A ciascuno il suo

Dell'attualità, della memoria e di altre amenità

Il presidente che si scusa di fare il presidente


Napolitano. nel discorso odierno, paventa scosse sociali nel paese e invita Berlusconi a non soffiare sul fuoco del caos che è un pò come invitare un maniaco sessuale a non consumare pornografia.

Discorso un pò pomposo quello del Presidente: il solito invito a riforme che questo parlamento non farà mai, una excusatio non petita quando conferma che la grazia a Berlusconi non poteva essere data in nome dell’uguaglianza dei cittadini di fronte alla legge, excusatio che suona stonata e fuori luogo: non ci si giustifica con un delinquente se sei il presidente della Repubblica.

Letta ascolta compiaciuto e promette una nuova ondata di inutili provvedimenti in Consiglio dei ministri. Ma non è del tutto vero che questo governo non stia facendo nulla.

Sta, per esempio, mettendo il bavaglio alla libertà d’informazione su internet con un assurdo provvedimento dell’Agcom che si è auto eletta arbitro di tutto ciò che è pubblicabile o meno in rete; assesta un altro ridicolo colpo basso a un colosso come Amazon varando una assurda leggina protezionista che tutela gli interessi di Mondadori e Feltrinelli rendendo l’acquisto di libri detraibile al 19% ma solo in cartaceo, mentre il mondo ormai è saldamente spostato sul digitale; in un paese digitalmente analfabeta aumenta il prezzo di tablet e computer impugnando una norma Siae che risale al tempo dei grammofoni.

Leggi assurde, che dimostrano sempre di più quanto la politica sia lontana dalla realtà.

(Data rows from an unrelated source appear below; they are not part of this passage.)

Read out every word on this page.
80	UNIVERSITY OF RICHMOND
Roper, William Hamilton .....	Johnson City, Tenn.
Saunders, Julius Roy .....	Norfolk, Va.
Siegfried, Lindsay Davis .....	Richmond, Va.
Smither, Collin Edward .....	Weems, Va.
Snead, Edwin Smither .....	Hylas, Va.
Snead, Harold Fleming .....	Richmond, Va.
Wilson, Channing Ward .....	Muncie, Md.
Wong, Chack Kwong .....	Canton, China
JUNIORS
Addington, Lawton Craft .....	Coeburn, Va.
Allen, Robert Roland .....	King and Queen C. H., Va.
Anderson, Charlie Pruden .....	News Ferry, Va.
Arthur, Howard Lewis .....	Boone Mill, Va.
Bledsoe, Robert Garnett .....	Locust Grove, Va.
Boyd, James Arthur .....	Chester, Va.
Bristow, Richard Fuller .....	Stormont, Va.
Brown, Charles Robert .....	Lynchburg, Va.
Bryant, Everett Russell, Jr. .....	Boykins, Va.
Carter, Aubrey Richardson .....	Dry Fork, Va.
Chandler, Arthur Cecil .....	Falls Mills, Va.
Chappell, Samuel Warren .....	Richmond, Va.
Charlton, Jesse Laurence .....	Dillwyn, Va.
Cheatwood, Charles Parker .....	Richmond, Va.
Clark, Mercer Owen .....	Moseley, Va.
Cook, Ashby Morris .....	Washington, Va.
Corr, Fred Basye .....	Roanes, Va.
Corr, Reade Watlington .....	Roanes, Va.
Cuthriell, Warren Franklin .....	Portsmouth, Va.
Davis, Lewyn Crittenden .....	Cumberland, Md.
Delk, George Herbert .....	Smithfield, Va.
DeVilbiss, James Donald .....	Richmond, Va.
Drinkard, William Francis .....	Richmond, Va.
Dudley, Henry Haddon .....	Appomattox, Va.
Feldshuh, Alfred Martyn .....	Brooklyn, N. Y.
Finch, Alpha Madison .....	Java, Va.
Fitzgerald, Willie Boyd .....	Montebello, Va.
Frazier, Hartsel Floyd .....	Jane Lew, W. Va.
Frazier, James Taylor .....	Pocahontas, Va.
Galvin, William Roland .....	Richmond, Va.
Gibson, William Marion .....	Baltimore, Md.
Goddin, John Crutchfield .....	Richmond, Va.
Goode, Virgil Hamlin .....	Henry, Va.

Naturalmente non manca l’attacco al welfare: in un collegato alla finanziaria c’è una delega per l’istruzione che permetterà ai geni  risiedono al ministero spremendosi le meningi di assestare il colpo finale alla scuola, in nome del merito e del risparmio di risorse. Ne parleremo in uno dei prossimi post ma è sufficiente leggere quanto Renzi ha scritto sul suo programma riguardo la scuola per capire perché le primarie si riveleranno un tragico errore.

Intanto i forconi impazzano, ricordando un pò i primi exploit delle camice nere e un pò la rivolta degli autisti, che in Cile divenne il preludio del colpo di stato che costò la vita ad Allende e portò al potere Pinochet.  I capi dei forconi sono, come Grillo, abbastanza patetici e abbastanza inquietantii, non per l’assoluta inconsistenza sostanziale dei loro assunti ma per quello che possono scatenare. Io ricordo gli anni della mattanza mafiosa e del terrorismo. Allora lo Stato seppe in qualche modo reagire, c’erano politici diversi, partiti diversi, elettori e non ancora consumatori. Oggi, non so cosa potrebbe accadere.

Quanto ai costi della politica, basta fare due conti per scoprire una cosa: se anche li azzerassimo domani, saremmo comunque nella bratta. In secondo luogo, le cifre riportate dai giornali riguardano anche gli stipendi di impiegati, segretarie, ecc., persone che svolgono il proprio lavoro senza rubare e pagano le tasse. Con ciò, non significa che bisogna continuare a strapagare i cialtroni al potere ma non è quello il problema dell’Italia: mafia, corruzione, clientelismo, evasione, sono queste le piaghe da combattere ma anche il grillo parlante preferisce parlare di altro, forse perché da miliardario, in almeno due su quattro è incappato.

Come il battello ebbro il paese continua  navigare a vista, senza qualcuno che abbia il coraggio di impugnare saldamente il timone. Siamo stati un popolo di santi, poeti e navigatori, al momento, non siamo neanche più un popolo. La par condicio in ogni caso è salvo: il nuovo segretario leghista è un idiota come il nuovo segretario del maggior partito di quella che fu la sinistra italiana.